Thermal production of relativistic Majorana neutrinos: Strong enhancement by multiple soft scattering
Alexey Anisimov, Denis Besak, Dietrich Bodeker
TL;DR
This paper addresses thermal production of relativistic Majorana neutrinos in the early Universe to inform leptogenesis. It develops a leading-order, all-orders resummation of collinear emissions mediated by soft gauge interactions (an LPM-like approach) to capture $N$ production beyond tree-level Higgs decay and inverse decay. The authors derive an integral equation for the Majorana self-energy that sums ladder diagrams with soft SU(2)×U(1) exchanges, yielding a production rate that is smooth across kinematic thresholds and enhanced by about a factor of 3 at high temperatures. The results show helicity-changing channels dominate at $T\gg M_N$ and produce an infrared-peaked, non-thermal spectrum for the emitted neutrinos, providing a crucial input for accurate leptogenesis calculations.

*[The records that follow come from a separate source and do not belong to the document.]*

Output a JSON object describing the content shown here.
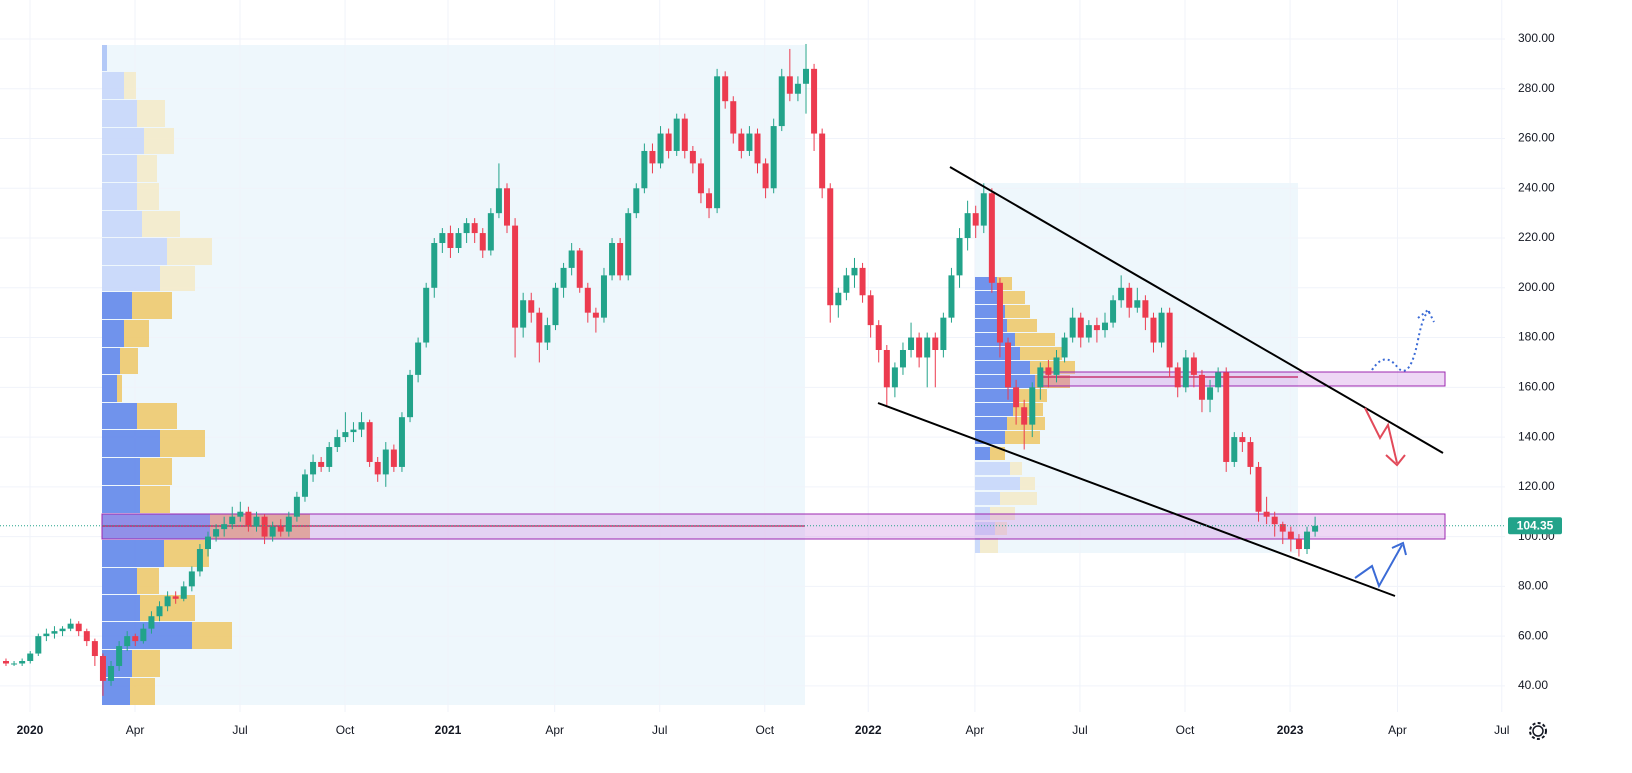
{
  "chart_data": {
    "type": "candlestick",
    "up_color": "#22a38a",
    "down_color": "#ec3b4f",
    "xlim": [
      -0.74,
      185.5
    ],
    "ylim": [
      36,
      304.5
    ],
    "yticks": [
      {
        "value": 40,
        "label": "40.00"
      },
      {
        "value": 60,
        "label": "60.00"
      },
      {
        "value": 80,
        "label": "80.00"
      },
      {
        "value": 100,
        "label": "100.00"
      },
      {
        "value": 120,
        "label": "120.00"
      },
      {
        "value": 140,
        "label": "140.00"
      },
      {
        "value": 160,
        "label": "160.00"
      },
      {
        "value": 180,
        "label": "180.00"
      },
      {
        "value": 200,
        "label": "200.00"
      },
      {
        "value": 220,
        "label": "220.00"
      },
      {
        "value": 240,
        "label": "240.00"
      },
      {
        "value": 260,
        "label": "260.00"
      },
      {
        "value": 280,
        "label": "280.00"
      },
      {
        "value": 300,
        "label": "300.00"
      }
    ],
    "xticks": [
      {
        "value": 2.97,
        "label": "2020"
      },
      {
        "value": 15.97,
        "label": "Apr"
      },
      {
        "value": 28.96,
        "label": "Jul"
      },
      {
        "value": 41.96,
        "label": "Oct"
      },
      {
        "value": 54.7,
        "label": "2021"
      },
      {
        "value": 67.9,
        "label": "Apr"
      },
      {
        "value": 80.9,
        "label": "Jul"
      },
      {
        "value": 93.9,
        "label": "Oct"
      },
      {
        "value": 106.7,
        "label": "2022"
      },
      {
        "value": 119.9,
        "label": "Apr"
      },
      {
        "value": 132.9,
        "label": "Jul"
      },
      {
        "value": 145.9,
        "label": "Oct"
      },
      {
        "value": 158.9,
        "label": "2023"
      },
      {
        "value": 172.2,
        "label": "Apr"
      },
      {
        "value": 185.1,
        "label": "Jul"
      }
    ],
    "ohlc": [
      [
        50,
        51,
        48,
        49
      ],
      [
        49,
        50,
        48,
        49
      ],
      [
        49,
        51,
        48,
        50
      ],
      [
        50,
        54,
        49,
        53
      ],
      [
        53,
        61,
        52,
        60
      ],
      [
        60,
        63,
        58,
        61
      ],
      [
        61,
        64,
        59,
        62
      ],
      [
        62,
        64,
        60,
        63
      ],
      [
        63,
        67,
        62,
        65
      ],
      [
        65,
        66,
        60,
        62
      ],
      [
        62,
        63,
        56,
        58
      ],
      [
        58,
        59,
        48,
        52
      ],
      [
        52,
        53,
        36,
        42
      ],
      [
        42,
        50,
        40,
        48
      ],
      [
        48,
        58,
        46,
        56
      ],
      [
        56,
        62,
        54,
        60
      ],
      [
        60,
        61,
        56,
        58
      ],
      [
        58,
        65,
        57,
        63
      ],
      [
        63,
        70,
        61,
        68
      ],
      [
        68,
        74,
        66,
        72
      ],
      [
        72,
        78,
        70,
        76
      ],
      [
        76,
        78,
        73,
        75
      ],
      [
        75,
        82,
        74,
        80
      ],
      [
        80,
        88,
        78,
        86
      ],
      [
        86,
        97,
        84,
        95
      ],
      [
        95,
        102,
        92,
        100
      ],
      [
        100,
        105,
        98,
        103
      ],
      [
        103,
        108,
        100,
        105
      ],
      [
        105,
        112,
        103,
        108
      ],
      [
        108,
        114,
        106,
        110
      ],
      [
        110,
        112,
        102,
        104
      ],
      [
        104,
        110,
        102,
        108
      ],
      [
        108,
        109,
        97,
        100
      ],
      [
        100,
        106,
        98,
        104
      ],
      [
        104,
        107,
        100,
        102
      ],
      [
        102,
        110,
        100,
        108
      ],
      [
        108,
        118,
        106,
        116
      ],
      [
        116,
        127,
        114,
        125
      ],
      [
        125,
        133,
        122,
        130
      ],
      [
        130,
        132,
        126,
        128
      ],
      [
        128,
        138,
        126,
        136
      ],
      [
        136,
        143,
        134,
        140
      ],
      [
        140,
        150,
        138,
        142
      ],
      [
        142,
        146,
        138,
        143
      ],
      [
        143,
        150,
        140,
        146
      ],
      [
        146,
        147,
        128,
        130
      ],
      [
        130,
        132,
        122,
        125
      ],
      [
        125,
        138,
        120,
        135
      ],
      [
        135,
        137,
        126,
        128
      ],
      [
        128,
        150,
        126,
        148
      ],
      [
        148,
        167,
        146,
        165
      ],
      [
        165,
        180,
        162,
        178
      ],
      [
        178,
        202,
        176,
        200
      ],
      [
        200,
        220,
        196,
        218
      ],
      [
        218,
        224,
        214,
        222
      ],
      [
        222,
        225,
        212,
        216
      ],
      [
        216,
        224,
        214,
        222
      ],
      [
        222,
        228,
        218,
        226
      ],
      [
        226,
        228,
        218,
        222
      ],
      [
        222,
        224,
        212,
        215
      ],
      [
        215,
        232,
        213,
        230
      ],
      [
        230,
        250,
        228,
        240
      ],
      [
        240,
        242,
        222,
        225
      ],
      [
        225,
        228,
        172,
        184
      ],
      [
        184,
        198,
        180,
        195
      ],
      [
        195,
        198,
        186,
        190
      ],
      [
        190,
        192,
        170,
        178
      ],
      [
        178,
        188,
        175,
        185
      ],
      [
        185,
        202,
        183,
        200
      ],
      [
        200,
        210,
        196,
        208
      ],
      [
        208,
        218,
        205,
        215
      ],
      [
        215,
        216,
        198,
        200
      ],
      [
        200,
        202,
        186,
        190
      ],
      [
        190,
        192,
        182,
        188
      ],
      [
        188,
        208,
        186,
        205
      ],
      [
        205,
        220,
        203,
        218
      ],
      [
        218,
        220,
        203,
        205
      ],
      [
        205,
        232,
        203,
        230
      ],
      [
        230,
        242,
        228,
        240
      ],
      [
        240,
        258,
        238,
        255
      ],
      [
        255,
        258,
        246,
        250
      ],
      [
        250,
        265,
        248,
        262
      ],
      [
        262,
        264,
        252,
        255
      ],
      [
        255,
        270,
        253,
        268
      ],
      [
        268,
        270,
        252,
        255
      ],
      [
        255,
        257,
        246,
        250
      ],
      [
        250,
        252,
        234,
        238
      ],
      [
        238,
        240,
        228,
        232
      ],
      [
        232,
        288,
        230,
        285
      ],
      [
        285,
        287,
        272,
        275
      ],
      [
        275,
        277,
        258,
        262
      ],
      [
        262,
        264,
        252,
        255
      ],
      [
        255,
        265,
        253,
        262
      ],
      [
        262,
        264,
        246,
        250
      ],
      [
        250,
        252,
        236,
        240
      ],
      [
        240,
        268,
        238,
        265
      ],
      [
        265,
        288,
        263,
        285
      ],
      [
        285,
        296,
        275,
        278
      ],
      [
        278,
        285,
        275,
        282
      ],
      [
        282,
        298,
        270,
        288
      ],
      [
        288,
        290,
        255,
        262
      ],
      [
        262,
        264,
        236,
        240
      ],
      [
        240,
        242,
        186,
        193
      ],
      [
        193,
        200,
        188,
        198
      ],
      [
        198,
        208,
        195,
        205
      ],
      [
        205,
        212,
        200,
        208
      ],
      [
        208,
        210,
        194,
        197
      ],
      [
        197,
        199,
        180,
        185
      ],
      [
        185,
        187,
        170,
        175
      ],
      [
        175,
        177,
        152,
        160
      ],
      [
        160,
        170,
        156,
        168
      ],
      [
        168,
        178,
        165,
        175
      ],
      [
        175,
        186,
        172,
        180
      ],
      [
        180,
        182,
        168,
        172
      ],
      [
        172,
        182,
        160,
        180
      ],
      [
        180,
        182,
        160,
        175
      ],
      [
        175,
        190,
        172,
        188
      ],
      [
        188,
        208,
        186,
        205
      ],
      [
        205,
        224,
        200,
        220
      ],
      [
        220,
        235,
        215,
        230
      ],
      [
        230,
        233,
        220,
        225
      ],
      [
        225,
        242,
        222,
        238
      ],
      [
        238,
        240,
        198,
        202
      ],
      [
        202,
        204,
        172,
        178
      ],
      [
        178,
        180,
        155,
        160
      ],
      [
        160,
        163,
        145,
        152
      ],
      [
        152,
        155,
        135,
        145
      ],
      [
        145,
        162,
        140,
        160
      ],
      [
        160,
        170,
        155,
        168
      ],
      [
        168,
        171,
        160,
        165
      ],
      [
        165,
        175,
        162,
        172
      ],
      [
        172,
        182,
        170,
        180
      ],
      [
        180,
        192,
        178,
        188
      ],
      [
        188,
        190,
        176,
        180
      ],
      [
        180,
        187,
        178,
        185
      ],
      [
        185,
        188,
        178,
        183
      ],
      [
        183,
        190,
        180,
        186
      ],
      [
        186,
        197,
        184,
        195
      ],
      [
        195,
        205,
        192,
        200
      ],
      [
        200,
        202,
        188,
        192
      ],
      [
        192,
        200,
        190,
        195
      ],
      [
        195,
        197,
        183,
        188
      ],
      [
        188,
        190,
        174,
        178
      ],
      [
        178,
        192,
        176,
        190
      ],
      [
        190,
        192,
        164,
        168
      ],
      [
        168,
        170,
        156,
        160
      ],
      [
        160,
        175,
        158,
        172
      ],
      [
        172,
        174,
        160,
        165
      ],
      [
        165,
        167,
        150,
        155
      ],
      [
        155,
        163,
        150,
        160
      ],
      [
        160,
        168,
        158,
        166
      ],
      [
        166,
        168,
        126,
        130
      ],
      [
        130,
        142,
        128,
        140
      ],
      [
        140,
        142,
        134,
        138
      ],
      [
        138,
        140,
        125,
        128
      ],
      [
        128,
        130,
        106,
        110
      ],
      [
        110,
        116,
        105,
        108
      ],
      [
        108,
        110,
        100,
        105
      ],
      [
        105,
        106,
        97,
        102
      ],
      [
        102,
        104,
        94,
        99
      ],
      [
        99,
        101,
        92,
        95
      ],
      [
        95,
        104,
        93,
        102
      ],
      [
        102,
        108,
        100,
        104.35
      ]
    ]
  }
}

They also outline how soft-gauge contributions could be combined with $2\leftrightarrow 2$ scattering processes for a more complete leading-order treatment.
Abstract
The production rate of heavy Majorana neutrinos is relevant for models of thermal leptogenesis in the early Universe. In the high temperature limit the production can proceed via the 1 <-> 2 (inverse) decays which are allowed by the thermal masses. We consider new production mechanisms which are obtained by including additional soft gauge interactions with the plasma. We show that an arbitrary number of such interactions gives leading order contributions, and we sum all of them. The rate turns out to be smooth in the region where the 1 <-> 2 processes are kinematically forbidden. At higher temperature it is enhanced by a factor 3 compared to the 1 <-> 2 rate.